You could get the user form data, generate the plot calling gnuplot and return a page with the image file.
That's exactly what I want to do. I'm already using python to dynamically configure gnuplot to generate png files for reports. I just want to do this from a web interface for other people to be able to view the results (it'll probably be used for teaching.) I would rather use python if possible, while I know the basics of hacking together a php page (it's not hard really), the other server size software I've currently built is in python so that would be one less language that I'd have to keep in my head while completing this project.
I'll have a play around with bottle and see how far I get.
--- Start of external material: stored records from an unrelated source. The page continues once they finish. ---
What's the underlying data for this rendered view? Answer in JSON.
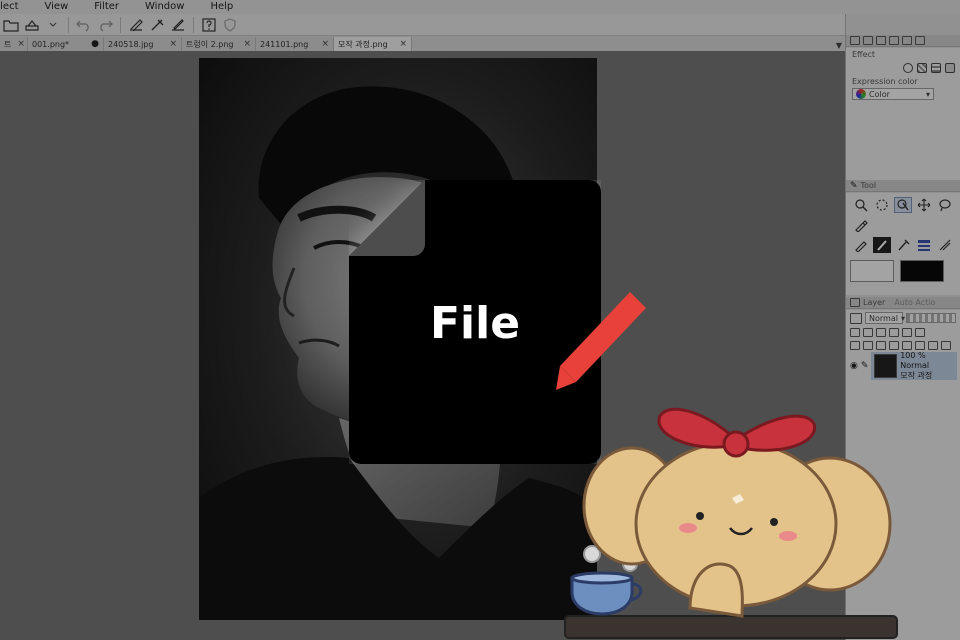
{
  "menubar": {
    "items": [
      "elect",
      "View",
      "Filter",
      "Window",
      "Help"
    ]
  },
  "tabs": [
    {
      "label": "트",
      "trail": "×",
      "active": false
    },
    {
      "label": "001.png*",
      "trail": "●",
      "active": false
    },
    {
      "label": "240518.jpg",
      "trail": "×",
      "active": false
    },
    {
      "label": "트렁이 2.png",
      "trail": "×",
      "active": false
    },
    {
      "label": "241101.png",
      "trail": "×",
      "active": false
    },
    {
      "label": "모작 과정.png",
      "trail": "×",
      "active": true
    }
  ],
  "panels": {
    "effect": {
      "title": "Effect",
      "expression_label": "Expression color",
      "color_dropdown": "Color"
    },
    "tool": {
      "title": "Tool"
    },
    "layer": {
      "title": "Layer",
      "secondary_tab": "Auto Actio",
      "blend_mode": "Normal",
      "item": {
        "opacity_mode": "100 % Normal",
        "name": "모작 과정"
      }
    }
  },
  "overlay": {
    "file_label": "File"
  },
  "colors": {
    "accent_pencil": "#e8413a",
    "file_icon": "#000000",
    "mascot_bow": "#c8323c",
    "mascot_body": "#e3c38a"
  }
}
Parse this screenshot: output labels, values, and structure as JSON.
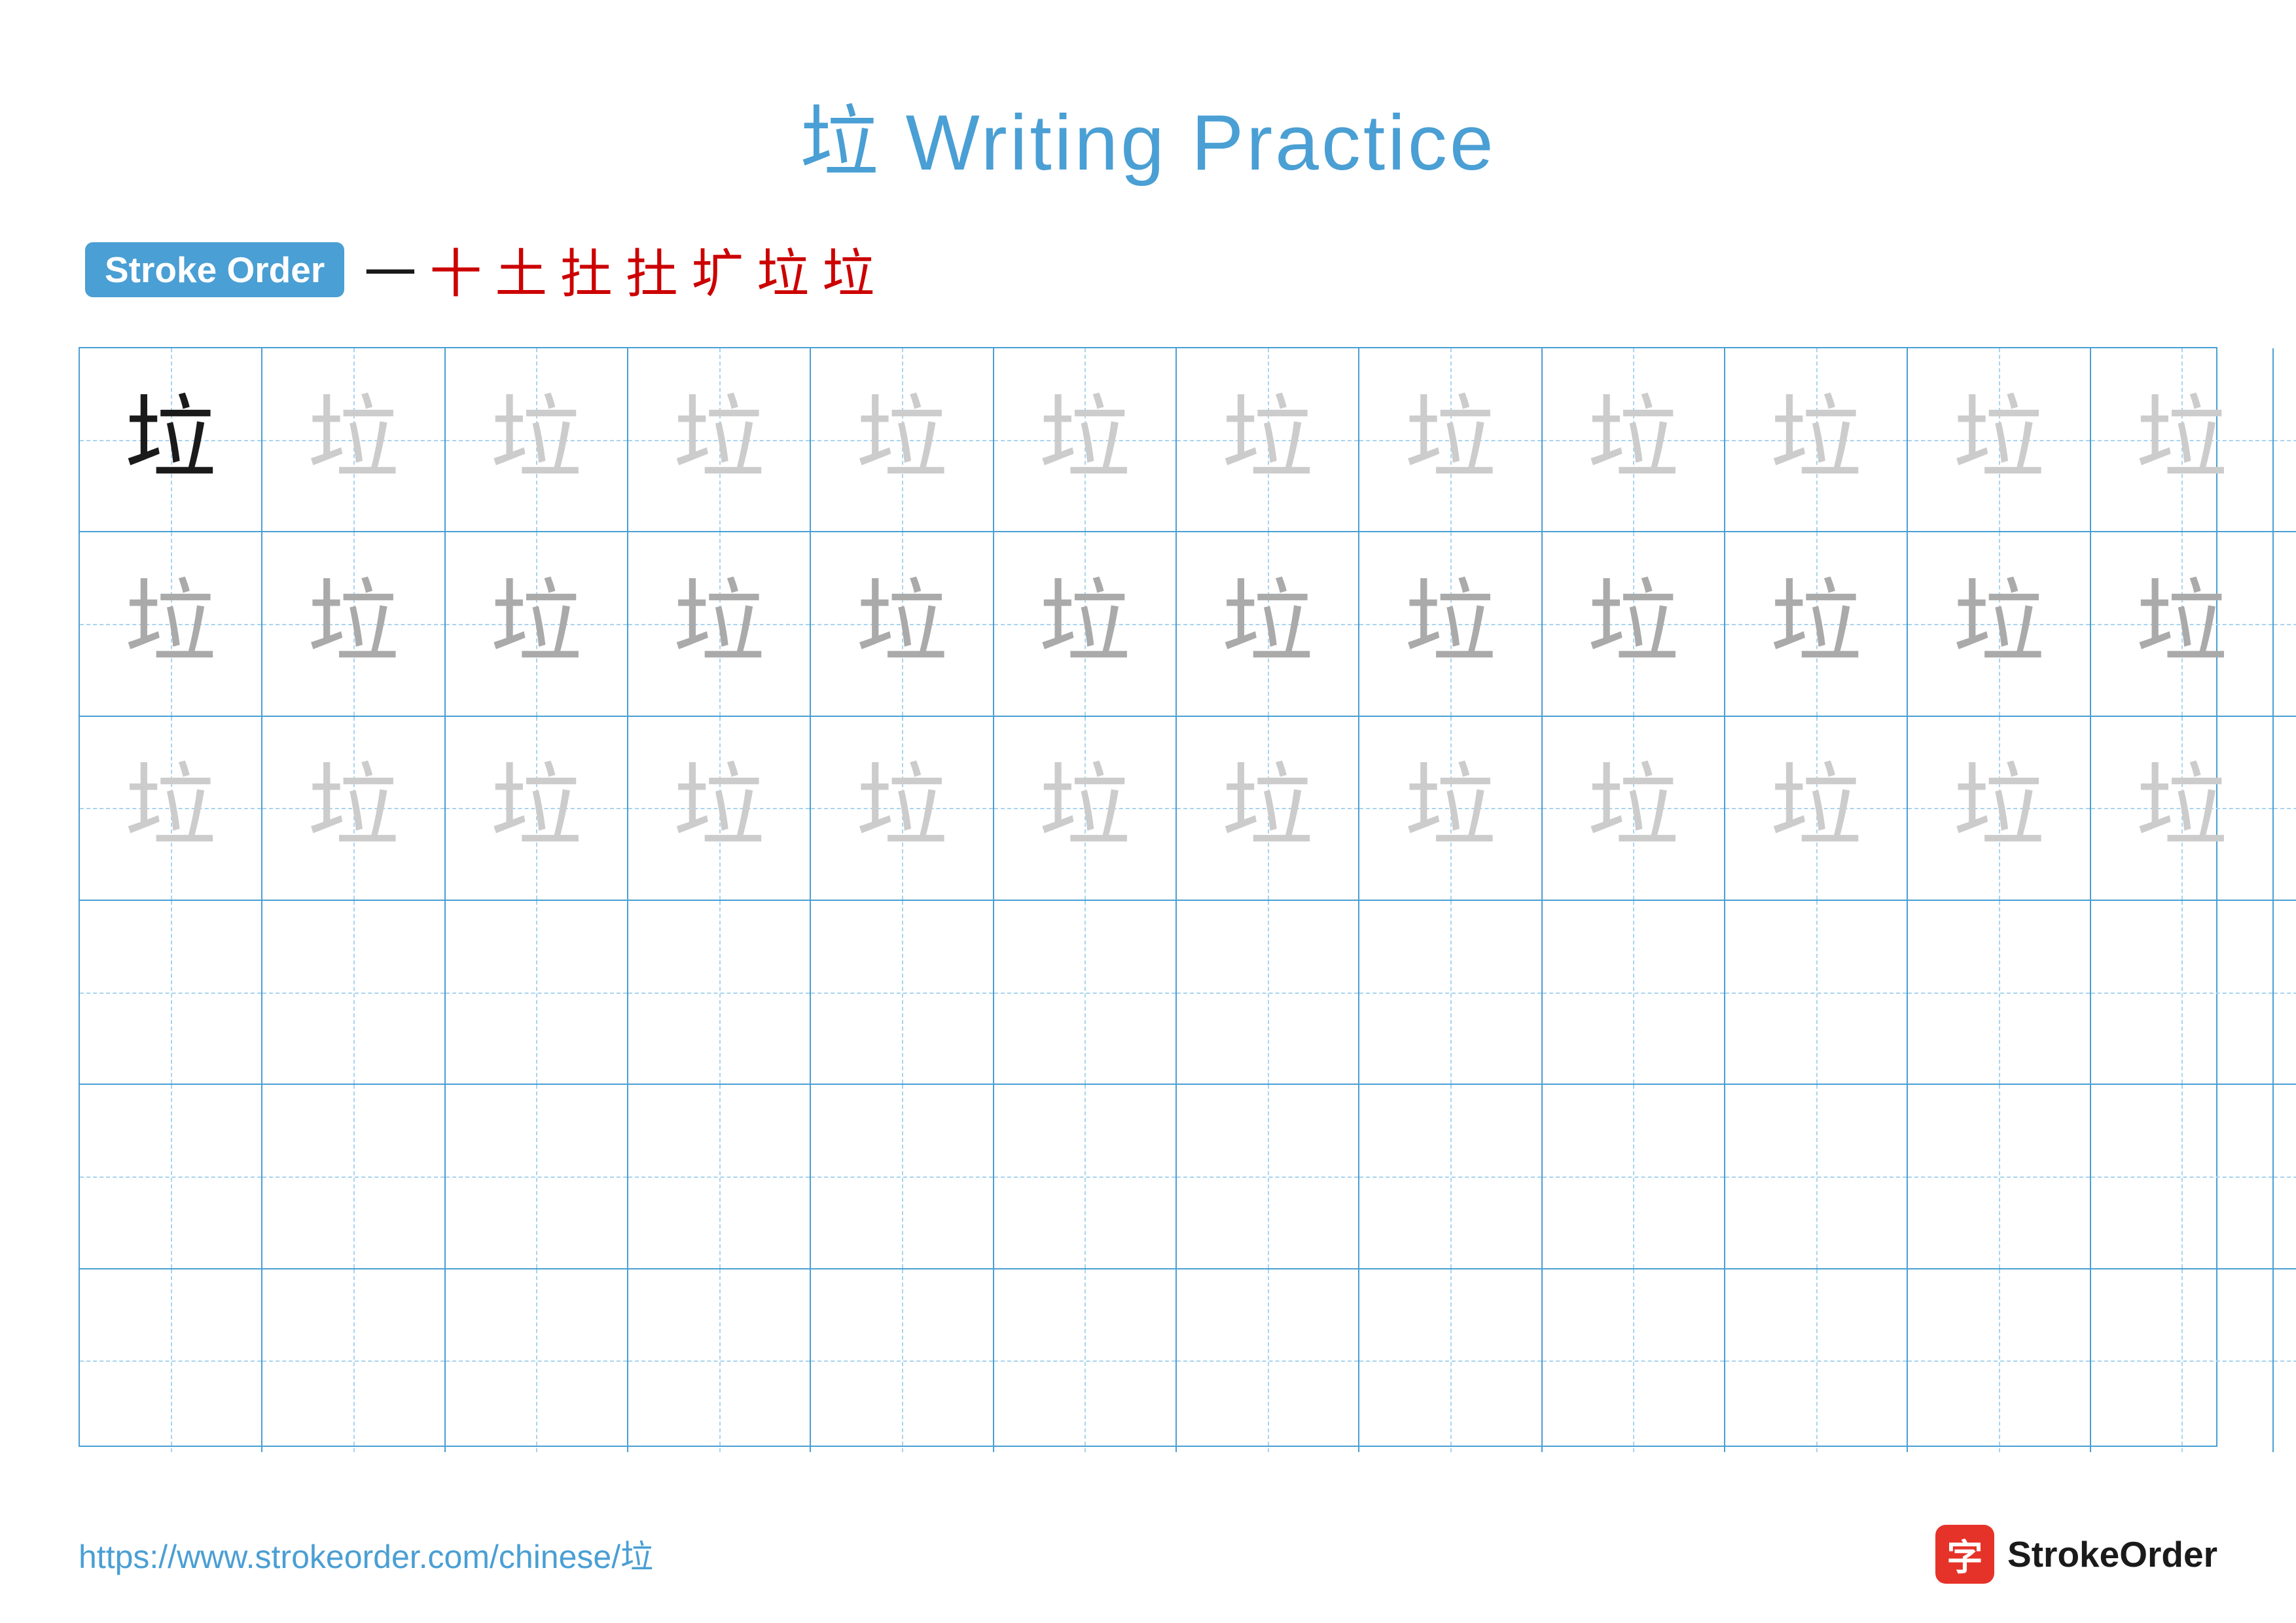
{
  "title": "垃 Writing Practice",
  "stroke_order": {
    "badge_label": "Stroke Order",
    "steps": [
      "一",
      "十",
      "土",
      "扗",
      "扗",
      "圹",
      "垃",
      "垃"
    ]
  },
  "grid": {
    "rows": 6,
    "cols": 13,
    "char": "垃",
    "row_types": [
      "dark_then_light",
      "light",
      "lighter",
      "empty",
      "empty",
      "empty"
    ]
  },
  "footer": {
    "url": "https://www.strokeorder.com/chinese/垃",
    "logo_char": "字",
    "logo_text": "StrokeOrder"
  }
}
The bottle.py tutorial covers what you need, apart from generating the plot itself. Since the default http server offered by bottle.py is single-threaded, the server will be busy handling the request (calling gnu plot) and no other requests will be served meanwhile. This is a problem if there are more than one user accessing the website at the same time. If that is required you may switch to other servers like "paste". It is a matter of installing it (a python package), and changing a line in your code. In general, it is better to have multithreaded servers since even accessing a single web page usually involves several requests (html, css, images, js files, etc).
http://bottlepy.org/docs/dev/deployment.htmlA python http server may be enough if the server is going to be hosted in a machine in a LAN. If you intend to use an internet hosting service, you'll probably need to go the apache route because you may not have permissions to start your own http server. For example, I've run bottle.py apps in dreamhost shared hosting through apache. Another option, in case you have a VPS or a dedicated server, is to just run bottle.py there using a python http server like paste, and not install apache. I have done that in a minimal 128mb VPS.
Keep in mind that in case the server is multithreaded you may have more than one request at the same time, so you need to be able to generate plots in parallel, or use locks to serialize the process.